The criminal law is meant to place a fairly high barrier between the person who makes a mistake and the criminal.  People make mistakes.  Stercus accidit, to bad people and good.  The question is what did the person do, or not do, rather than what consequence flowed from the act or omission.

The point is faced more squarely in this comment to a Houston Chron article about a deadly crash:


“Gonzalez’s attorney, Todd Overstreet said the incident did not rise to the level of a criminal case.” That’s because it wasn’t your family or loved one, slimeball.

Certainly, the pain felt by the family of someone killed in a car crash would make such blind rage understandable.  But that’s why the law isn’t written by the families of victims, still raw from the horror.  They don’t care about the purposes of the law, to prevent people from engaging in reckless conduct.  They care only about retribution, and we should allow them their pain and emotion.  We should not, however, allow their emotion to dictate policy in order to turn accident into crime.  Not every death means a crime, from society’s perspective, has occurred, no matter how painful the death may be.

The bottom line is that crimes address conduct, not outcome.  While outcome exacerbates the level of crime, such as a beating that results in serious bodily injury is an assault, while a beating that results in death is a murder, it remains that the beating itself must reflect the culpable mental state of the actor.  Without that, the outcome is irrelevant.

Bennett concludes by questioning whether there is any purpose to criminalizing recklessness, as a severe example of negligence:


Prosecuting people for negligence, whether that negligence causes property damage, injury, or death ought to take a much lower priority than prosecuting anything involving bad intent.

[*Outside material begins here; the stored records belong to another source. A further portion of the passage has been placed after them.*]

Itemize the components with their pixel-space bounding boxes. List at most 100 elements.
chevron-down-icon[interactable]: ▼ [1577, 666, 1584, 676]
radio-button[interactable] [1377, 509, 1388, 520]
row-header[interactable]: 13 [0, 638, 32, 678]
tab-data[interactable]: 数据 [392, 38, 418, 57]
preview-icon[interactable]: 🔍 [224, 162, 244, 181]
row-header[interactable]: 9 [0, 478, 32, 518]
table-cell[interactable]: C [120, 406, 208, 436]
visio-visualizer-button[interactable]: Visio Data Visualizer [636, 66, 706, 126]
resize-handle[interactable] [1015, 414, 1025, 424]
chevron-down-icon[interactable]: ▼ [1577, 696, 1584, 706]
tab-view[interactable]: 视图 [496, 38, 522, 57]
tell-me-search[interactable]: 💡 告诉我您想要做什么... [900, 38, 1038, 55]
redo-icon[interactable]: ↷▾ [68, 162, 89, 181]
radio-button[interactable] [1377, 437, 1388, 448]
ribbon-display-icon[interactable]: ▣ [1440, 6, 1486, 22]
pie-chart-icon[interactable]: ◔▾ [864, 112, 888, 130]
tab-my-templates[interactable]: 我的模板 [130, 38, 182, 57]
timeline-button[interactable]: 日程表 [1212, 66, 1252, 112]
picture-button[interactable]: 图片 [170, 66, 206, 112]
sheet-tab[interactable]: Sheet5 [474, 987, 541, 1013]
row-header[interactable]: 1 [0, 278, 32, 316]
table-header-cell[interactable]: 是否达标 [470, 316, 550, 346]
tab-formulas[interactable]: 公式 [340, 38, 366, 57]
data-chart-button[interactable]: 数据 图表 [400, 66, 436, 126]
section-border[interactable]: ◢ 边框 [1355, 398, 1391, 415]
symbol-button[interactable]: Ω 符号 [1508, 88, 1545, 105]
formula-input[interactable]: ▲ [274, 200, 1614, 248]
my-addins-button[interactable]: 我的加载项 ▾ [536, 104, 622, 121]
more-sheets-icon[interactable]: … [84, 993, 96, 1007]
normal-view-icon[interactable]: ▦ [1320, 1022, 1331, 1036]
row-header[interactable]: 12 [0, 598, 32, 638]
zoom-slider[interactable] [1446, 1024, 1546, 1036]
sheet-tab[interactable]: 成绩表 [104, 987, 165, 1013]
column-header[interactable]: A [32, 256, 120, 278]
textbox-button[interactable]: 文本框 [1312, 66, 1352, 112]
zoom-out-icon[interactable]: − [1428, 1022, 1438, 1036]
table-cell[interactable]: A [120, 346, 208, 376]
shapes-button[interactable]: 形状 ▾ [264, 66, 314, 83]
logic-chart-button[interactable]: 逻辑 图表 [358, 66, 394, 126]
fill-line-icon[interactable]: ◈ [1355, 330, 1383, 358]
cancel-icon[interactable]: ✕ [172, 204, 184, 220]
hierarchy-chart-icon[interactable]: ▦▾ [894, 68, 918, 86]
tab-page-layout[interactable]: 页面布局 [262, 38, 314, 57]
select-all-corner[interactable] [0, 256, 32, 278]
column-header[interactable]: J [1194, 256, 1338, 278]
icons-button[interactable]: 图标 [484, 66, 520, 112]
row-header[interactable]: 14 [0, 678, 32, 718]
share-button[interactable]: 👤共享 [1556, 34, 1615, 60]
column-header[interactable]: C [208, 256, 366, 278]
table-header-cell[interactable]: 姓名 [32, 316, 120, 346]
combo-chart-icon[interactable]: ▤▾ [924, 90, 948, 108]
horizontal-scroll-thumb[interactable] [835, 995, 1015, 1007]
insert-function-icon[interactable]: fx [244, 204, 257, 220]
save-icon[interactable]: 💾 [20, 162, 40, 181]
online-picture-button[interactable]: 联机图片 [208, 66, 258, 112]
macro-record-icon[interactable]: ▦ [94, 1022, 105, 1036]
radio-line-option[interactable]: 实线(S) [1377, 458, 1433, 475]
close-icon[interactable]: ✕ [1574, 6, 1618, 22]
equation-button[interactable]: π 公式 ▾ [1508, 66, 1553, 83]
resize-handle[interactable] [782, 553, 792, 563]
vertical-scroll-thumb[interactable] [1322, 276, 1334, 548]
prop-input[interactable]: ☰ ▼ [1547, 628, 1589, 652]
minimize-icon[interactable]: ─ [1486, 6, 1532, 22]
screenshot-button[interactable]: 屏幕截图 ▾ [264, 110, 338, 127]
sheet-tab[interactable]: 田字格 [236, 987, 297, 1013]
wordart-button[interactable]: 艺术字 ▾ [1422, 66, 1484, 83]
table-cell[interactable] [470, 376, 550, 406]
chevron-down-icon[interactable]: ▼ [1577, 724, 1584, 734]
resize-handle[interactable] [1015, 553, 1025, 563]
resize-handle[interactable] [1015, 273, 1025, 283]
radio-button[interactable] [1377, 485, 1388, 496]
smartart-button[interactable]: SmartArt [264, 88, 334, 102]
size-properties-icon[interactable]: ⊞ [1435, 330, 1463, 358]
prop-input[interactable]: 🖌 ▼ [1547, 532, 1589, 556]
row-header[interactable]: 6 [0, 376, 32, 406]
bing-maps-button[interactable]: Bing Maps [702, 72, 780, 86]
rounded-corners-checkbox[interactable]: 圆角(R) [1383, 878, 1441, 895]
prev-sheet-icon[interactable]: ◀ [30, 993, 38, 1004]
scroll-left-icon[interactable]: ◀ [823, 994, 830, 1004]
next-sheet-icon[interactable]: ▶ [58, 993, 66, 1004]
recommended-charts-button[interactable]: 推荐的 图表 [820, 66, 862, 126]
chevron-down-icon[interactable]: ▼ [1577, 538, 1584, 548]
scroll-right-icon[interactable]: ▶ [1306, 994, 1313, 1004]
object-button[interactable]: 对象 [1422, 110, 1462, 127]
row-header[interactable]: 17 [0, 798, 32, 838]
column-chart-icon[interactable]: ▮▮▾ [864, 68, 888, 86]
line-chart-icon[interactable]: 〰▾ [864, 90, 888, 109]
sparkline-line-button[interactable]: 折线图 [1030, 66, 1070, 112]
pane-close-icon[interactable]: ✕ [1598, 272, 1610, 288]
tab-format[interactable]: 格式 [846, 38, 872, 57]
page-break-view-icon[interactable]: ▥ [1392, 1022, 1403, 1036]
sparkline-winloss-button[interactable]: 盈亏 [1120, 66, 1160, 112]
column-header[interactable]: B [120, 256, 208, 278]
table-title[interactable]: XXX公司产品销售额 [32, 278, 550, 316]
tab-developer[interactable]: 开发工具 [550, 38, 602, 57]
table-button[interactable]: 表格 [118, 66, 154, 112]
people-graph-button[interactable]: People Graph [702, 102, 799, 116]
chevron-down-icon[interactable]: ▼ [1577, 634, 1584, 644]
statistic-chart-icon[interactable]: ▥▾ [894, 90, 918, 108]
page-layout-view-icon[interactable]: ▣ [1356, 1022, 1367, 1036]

Should it be done at all? I’m not convinced that it should (to what end?) but I’m not sure I can formulate a principled rational argument against it. (If we don’t prosecute negligence, do we prosecute recklessness? Why?)
I’ll take a stab at this.  Because we have free will, the ability to make choices that impose risks on others.  Some risks, such as the mere turning on the ignition of a car and putting it into gear, creates a risk in itself, but not one that society is prepared to accept as being so inherently likely to cause harm that it constitutes a wrong.  But there are other risks that go beyond the pale, that we refuse to accept as a reasonable choice because it is highly likely to result in harm, and we chose not to give a person who, for whatever reason decides for himself that he’s willing to take that absurdly high risk, to impose his choice on the rest of us.

As we walk outside our home every morning, we realize that we will be challenged with choices about our behavior.  For most of us, we chose to engage in conduct that creates no greater risk of harm than most other people, both because we don’t want anything bad to happen to ourselves and we don’t wish harm on anyone else.  Still, bad things may happen.  That’s life.  That’s not a crime.

One thought on “It’s A Crime Because . . .

  1. Windypundit

    Well said. You know, millions of people buy lottery tickets, but only a handful of them win the grand prize. It would be foolish to conclude the the winners are somehow smarter or more virtuous than the millions of losers. They’re just luckier. True accidents sort of work the other way around.